Boris Grunwald [creative director, GGH MullenLowe] Many cities in Germany are plagued by neo-Nazis every year and have literally no chance to stop the marches. The creative spark for the Nazis Against Nazis campaign was therefore based on a simple question: if we can’t stop the neo-Nazis, how can we use their power against them? The rest was easy by just turning the Nazi march into its opposite: a funny and cheerful charity march.


Had you ever worked on a similar project before?

Jan Wiendieck [creative director, GGH MullenLowe] Not really. In daily business you rarely have the chance to implement an integrated and connected campaign like that. But here’s a funny story. I played in numerous punk bands in my youth and even created a fake Nazi Oi!-punk band called Doitsche Loite.

A well-known neo-Nazi wanted to buy the band’s first tape and sent me 10 Deutschmarks along with his letter. But since neither the band nor the tape existed, I spent the money on booze and thereby deprived the Nazi scene of financial resources. From today’s perspective, a donation to EXIT-Germany would have been better. But I was young and needed the money.


Why do you think the campaign resonated with the shots Awards jury, and other juries around the world?
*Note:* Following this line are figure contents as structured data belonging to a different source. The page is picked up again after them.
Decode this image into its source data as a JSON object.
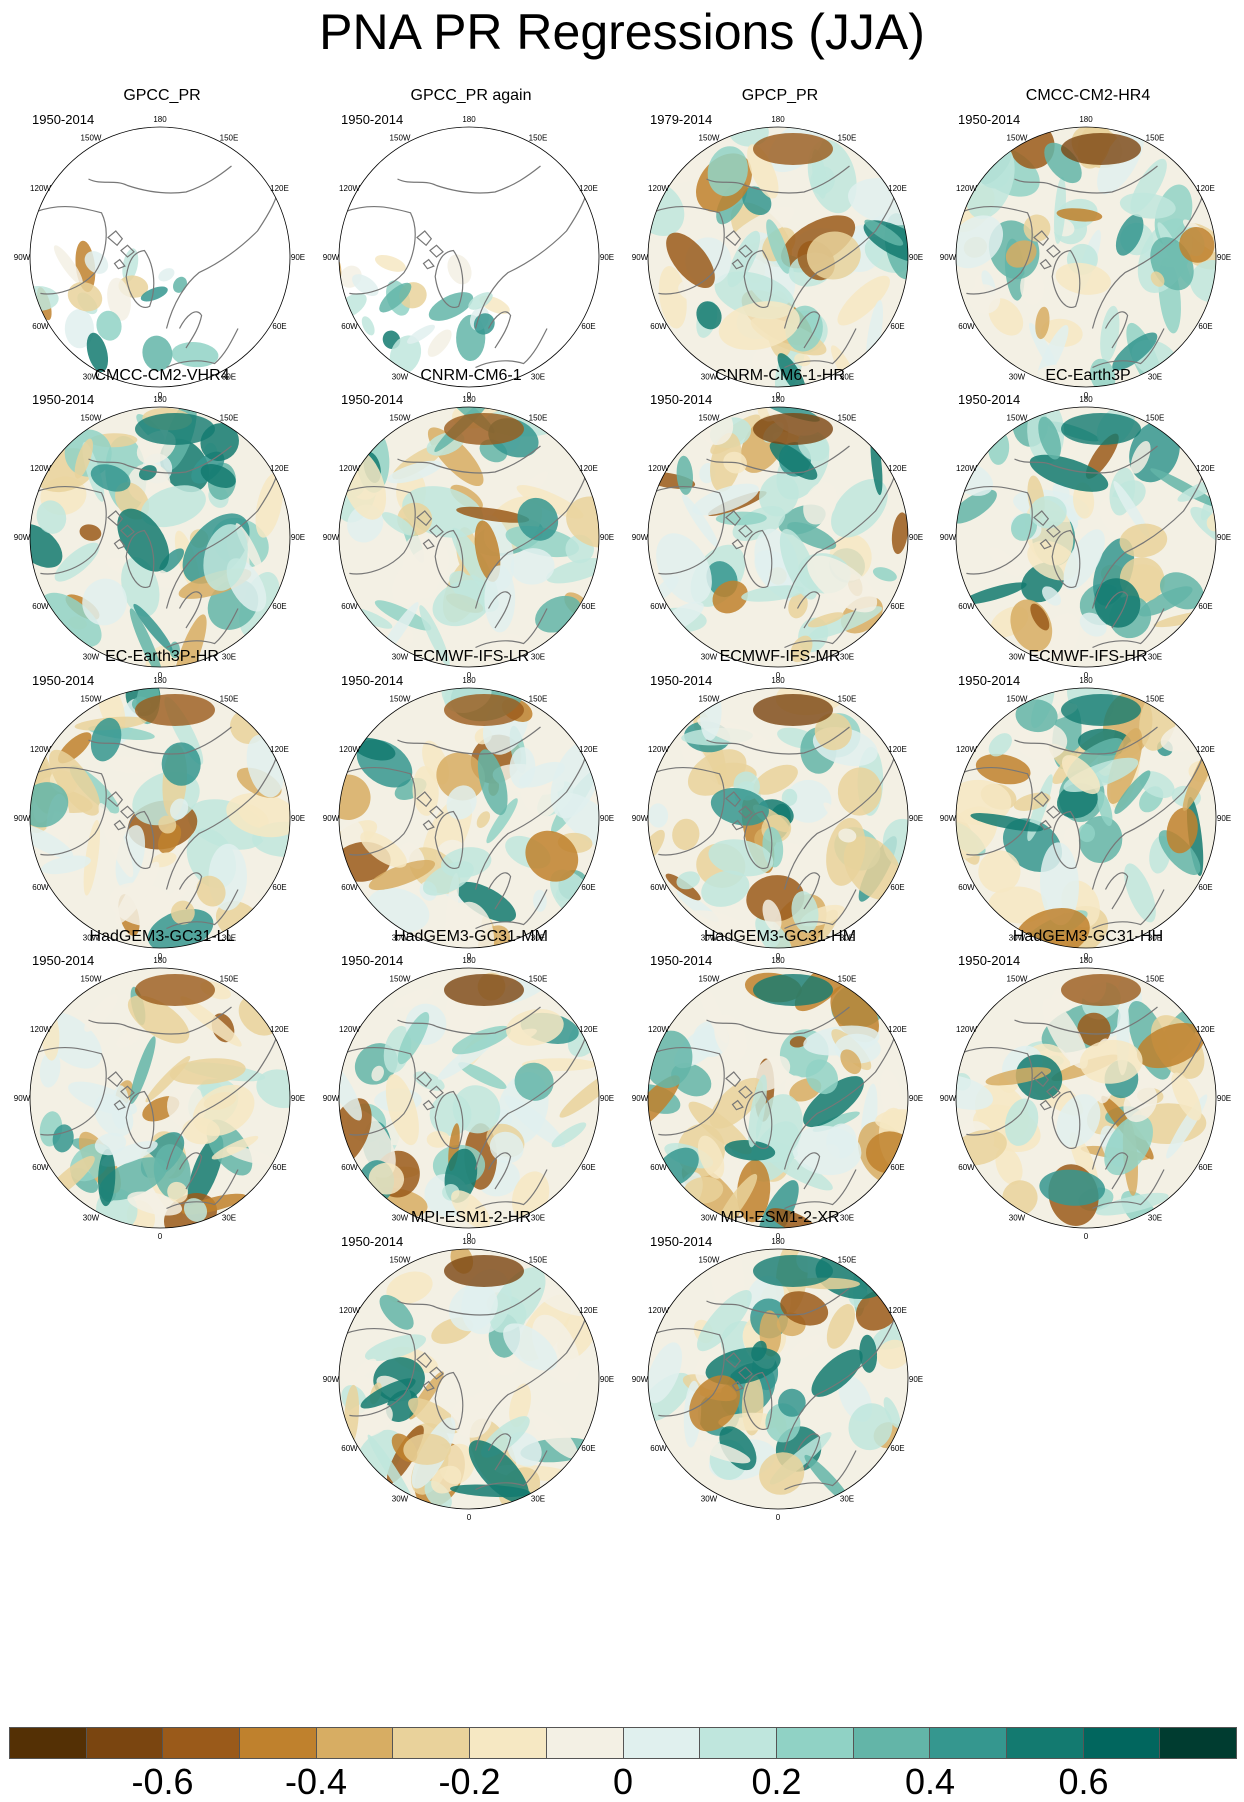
{
  "title": "PNA PR Regressions (JJA)",
  "lon_labels": [
    "180",
    "150E",
    "120E",
    "90E",
    "60E",
    "30E",
    "0",
    "30W",
    "60W",
    "90W",
    "120W",
    "150W"
  ],
  "panels": [
    {
      "title": "GPCC_PR",
      "period": "1950-2014",
      "land_only": true
    },
    {
      "title": "GPCC_PR again",
      "period": "1950-2014",
      "land_only": true
    },
    {
      "title": "GPCP_PR",
      "period": "1979-2014"
    },
    {
      "title": "CMCC-CM2-HR4",
      "period": "1950-2014"
    },
    {
      "title": "CMCC-CM2-VHR4",
      "period": "1950-2014"
    },
    {
      "title": "CNRM-CM6-1",
      "period": "1950-2014"
    },
    {
      "title": "CNRM-CM6-1-HR",
      "period": "1950-2014"
    },
    {
      "title": "EC-Earth3P",
      "period": "1950-2014"
    },
    {
      "title": "EC-Earth3P-HR",
      "period": "1950-2014"
    },
    {
      "title": "ECMWF-IFS-LR",
      "period": "1950-2014"
    },
    {
      "title": "ECMWF-IFS-MR",
      "period": "1950-2014"
    },
    {
      "title": "ECMWF-IFS-HR",
      "period": "1950-2014"
    },
    {
      "title": "HadGEM3-GC31-LL",
      "period": "1950-2014"
    },
    {
      "title": "HadGEM3-GC31-MM",
      "period": "1950-2014"
    },
    {
      "title": "HadGEM3-GC31-HM",
      "period": "1950-2014"
    },
    {
      "title": "HadGEM3-GC31-HH",
      "period": "1950-2014"
    },
    {
      "title": "MPI-ESM1-2-HR",
      "period": "1950-2014"
    },
    {
      "title": "MPI-ESM1-2-XR",
      "period": "1950-2014"
    }
  ],
  "colorbar": {
    "colors": [
      "#543005",
      "#7a4510",
      "#9a5a1a",
      "#bf812d",
      "#d7ad63",
      "#e9d29b",
      "#f6e8c3",
      "#f3f0e4",
      "#e0f0ee",
      "#bfe6dd",
      "#90d2c5",
      "#63b5a8",
      "#35978f",
      "#137a70",
      "#01665e",
      "#003c30"
    ],
    "labels": [
      "-0.6",
      "-0.4",
      "-0.2",
      "0",
      "0.2",
      "0.4",
      "0.6"
    ],
    "label_values": [
      -0.6,
      -0.4,
      -0.2,
      0,
      0.2,
      0.4,
      0.6
    ],
    "range": [
      -0.8,
      0.8
    ]
  }
}
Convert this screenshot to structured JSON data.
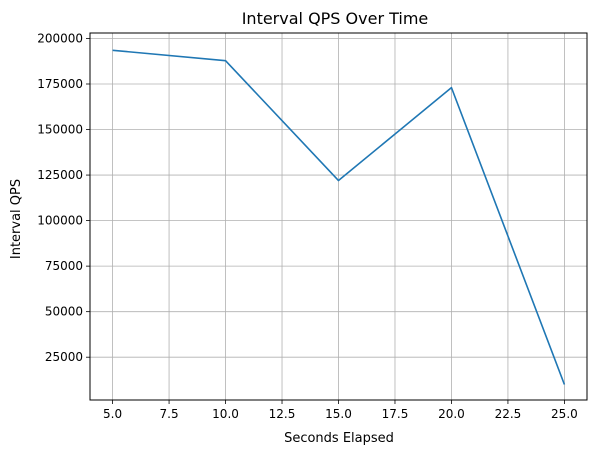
{
  "chart_data": {
    "type": "line",
    "title": "Interval QPS Over Time",
    "xlabel": "Seconds Elapsed",
    "ylabel": "Interval QPS",
    "xlim": [
      4.0,
      26.0
    ],
    "ylim": [
      1500,
      203000
    ],
    "xticks": [
      5.0,
      7.5,
      10.0,
      12.5,
      15.0,
      17.5,
      20.0,
      22.5,
      25.0
    ],
    "xtick_labels": [
      "5.0",
      "7.5",
      "10.0",
      "12.5",
      "15.0",
      "17.5",
      "20.0",
      "22.5",
      "25.0"
    ],
    "yticks": [
      25000,
      50000,
      75000,
      100000,
      125000,
      150000,
      175000,
      200000
    ],
    "ytick_labels": [
      "25000",
      "50000",
      "75000",
      "100000",
      "125000",
      "150000",
      "175000",
      "200000"
    ],
    "grid": true,
    "series": [
      {
        "x": [
          5,
          10,
          15,
          20,
          25
        ],
        "y": [
          193500,
          187800,
          122000,
          173000,
          10000
        ],
        "color": "#1f77b4"
      }
    ]
  }
}
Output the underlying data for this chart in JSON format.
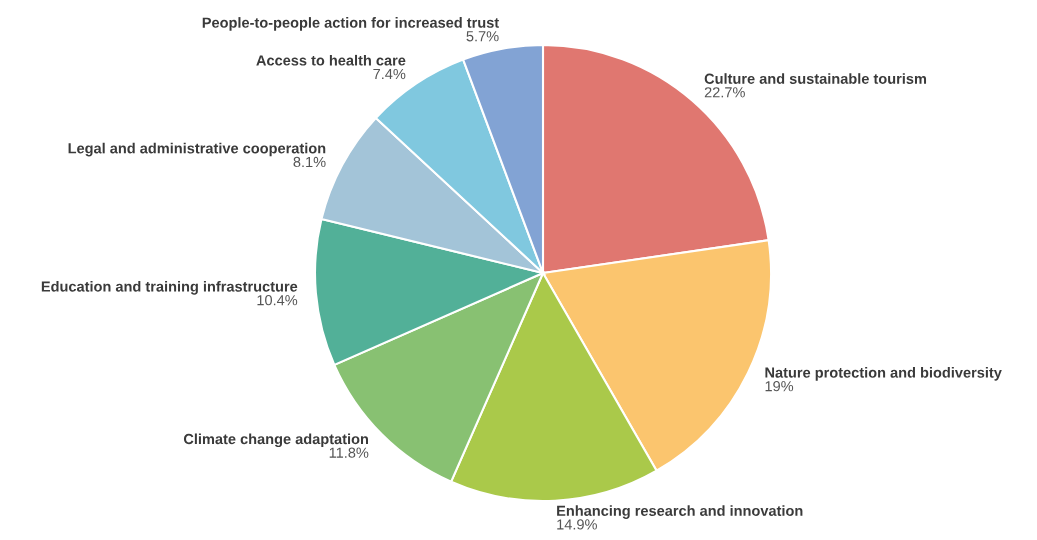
{
  "chart_data": {
    "type": "pie",
    "categories": [
      "Culture and sustainable tourism",
      "Nature protection and biodiversity",
      "Enhancing research and innovation",
      "Climate change adaptation",
      "Education and training infrastructure",
      "Legal and administrative cooperation",
      "Access to health care",
      "People-to-people action for increased trust"
    ],
    "values": [
      22.7,
      19,
      14.9,
      11.8,
      10.4,
      8.1,
      7.4,
      5.7
    ],
    "value_labels": [
      "22.7%",
      "19%",
      "14.9%",
      "11.8%",
      "10.4%",
      "8.1%",
      "7.4%",
      "5.7%"
    ],
    "colors": [
      "#e07770",
      "#fbc56e",
      "#aac94a",
      "#88c172",
      "#52b098",
      "#a3c4d8",
      "#80c8df",
      "#82a3d4"
    ],
    "legend": false
  }
}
Wiendieck: We created a classic quandary. For the neo-Nazis there was no way to win. They had two options: to donate or go home. In both cases it would have been a huge success for the small town of Wunsiedel [where the march was held] and for the client EXIT-Germany. And the desperate faces of the neo-Nazis as they realised the idea behind the involuntary charity walk were worth gold.


One of the judges said that the campaign was “based on a powerful idea, not technology – an idea to use evil to create something good”. Many experiential campaigns rely heavily on technology, but is a great idea the most important thing?

Grunwald: A good idea is obviously a perfect basis for a good campaign. But only a careful execution makes it great. One of the success factors for the campaign was certainly the meticulously planned interaction between the individual channels. Another factor, of course, was the tonality of the whole campaign. Normally neo-Nazis spread fear and terror. The campaign also reversed that: finally everyone could laugh about Nazis.



What was the most difficult part of putting the campaign together?

Wiendieck: For the campaign’s success, three issues were crucial. Firstly, finding a city that had been struggling to fight against neo-Nazi marches for a long time but that also offered the right setting in terms of courage and historical background. Secondly, raising funds of €10,000 for the charity walk, while keeping the stunt a secret from the neo-Nazis until the demonstration actually set off – otherwise they would have had the chance to prepare counter-measures. Thirdly, creating a big buzz through social media and media coverage right from the start to ensure maximum reach and involvement of people to maximise donations.


What does winning gold in the shots Awards Experiential Campaign Of The Year category mean to you?

Wiendieck: It’s a very special honour for us and Grabarz & Partner, who co-created the campaign.